I’m down on my knees
I’ve reached the end of me
I’ve done all I can do
I’m nothing without you

Take me to the cross
It’s the starting place
At the foot of the cross
I surrender me to you

I’ve been blinded by my labors
Pressing forward on my own
After all this time of doing
I found myself alone

Take me to the cross
It’s the starting place
At the foot of the cross
I surrender me to you

Abase me for your name
Pour me out for your glory
Empty out my life
Dwell in me today

Take me to the cross
I abandon all I am
I’ve let go of all I’m grasping for
I’m grasping for you

Friday, February 25, 2011

Dare Eighteen: Dinner for Two . . . or Three

Last night, I cleared off the table, set the table with plates, napkins, and silverware, and lit a candle.  While the dare for yesterday was to “prepare a special dinner at home, just for the two of you," we also included our little guy in our meal, because it would be a little hard to leave the little guy out.  He hardly noticed that we were having a special dinner for two while he ate in his high chair.  The dare went on to say that "the dinner can be as nice as you prefer.  Focus this time on getting to know your spouse better, perhaps in areas you’ve rarely talked about.  Determine to make it an enjoyable evening for you and your mate.”

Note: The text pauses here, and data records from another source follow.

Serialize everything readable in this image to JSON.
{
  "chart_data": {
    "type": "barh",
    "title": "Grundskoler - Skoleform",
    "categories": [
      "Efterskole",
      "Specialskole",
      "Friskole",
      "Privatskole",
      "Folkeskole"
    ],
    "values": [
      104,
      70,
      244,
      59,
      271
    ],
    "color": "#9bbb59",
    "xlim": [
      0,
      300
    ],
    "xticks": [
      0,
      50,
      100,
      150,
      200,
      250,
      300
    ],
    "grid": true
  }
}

James did not know what the dare for the day was.  So when I made the table look all spiffy, he was left scratching his head.  The candle tipped him off to the dinner being a special effort, even though the meal itself was not all that special.  I made the Chicken Bog all by myself, but I made it two nights before.  However, this was the first time we got to sit down for a meal together to eat the dish.

Having put a little extra effort into preparing a special dinner, I realize that sometimes doing something special should be a part of my routine.  Why shouldn’t I set the table before dinner and clear the mail and extra items off of the table?  Why shouldn’t I make sure I know what I’m fixing more than 30 minutes before dinner?  I could probably spend a lot more time talking with James if I planned our meals in advance, even if he’s cooking for the day.  Maybe I’ll spend a little time making dinner special and have enjoyable nights like this more often!